CUDA OOM while initializing DDP

Hey everyone,

I am trying to train a model on the GPU server of our lab, however, I am encountering a strange issue. I get a CUDA OOM error when I try to train the model using this trainer configuration:

trainer = pl.Trainer(
        max_epochs=10,
        gpus=[2, 3],
        accelerator="ddp",
        precision=16,
        callbacks=callbacks,
        progress_bar_refresh_rate=20,
        deterministic=True,
        prepare_data_per_node=False)

This happens also if I set gpus=2 and auto_select_gpus=True.

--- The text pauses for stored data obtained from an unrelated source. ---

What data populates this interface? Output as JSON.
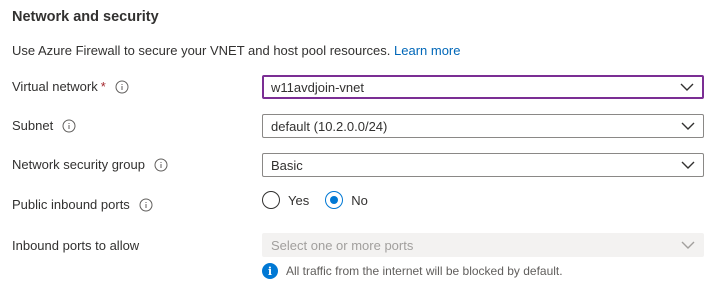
{
  "section": {
    "title": "Network and security",
    "description": "Use Azure Firewall to secure your VNET and host pool resources.",
    "learn_more": "Learn more"
  },
  "fields": {
    "virtual_network": {
      "label": "Virtual network",
      "required_mark": "*",
      "value": "w11avdjoin-vnet",
      "icon": "info-icon"
    },
    "subnet": {
      "label": "Subnet",
      "value": "default (10.2.0.0/24)",
      "icon": "info-icon"
    },
    "nsg": {
      "label": "Network security group",
      "value": "Basic",
      "icon": "info-icon"
    },
    "public_inbound": {
      "label": "Public inbound ports",
      "options": [
        "Yes",
        "No"
      ],
      "selected": "No",
      "icon": "info-icon"
    },
    "inbound_ports": {
      "label": "Inbound ports to allow",
      "placeholder": "Select one or more ports",
      "disabled": true
    },
    "note": "All traffic from the internet will be blocked by default."
  },
  "colors": {
    "accent": "#0078d4",
    "focus_border": "#7b2e94",
    "required": "#a4262c",
    "link": "#0067b8"
  }
}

The server has 10 GPUs (pretty powerful ones too, and, checking using nvidia-smi there are GPUs which are not used (and those I select manually are free).

The issue happens also if I use some other model (for instance the GAN in PL Bolts). In particular, it happens running the script that can be found here, with the following CLI arguments:

python main.py --gpus 2 --accelerator ddp --auto_select_gpus --data_dir "data"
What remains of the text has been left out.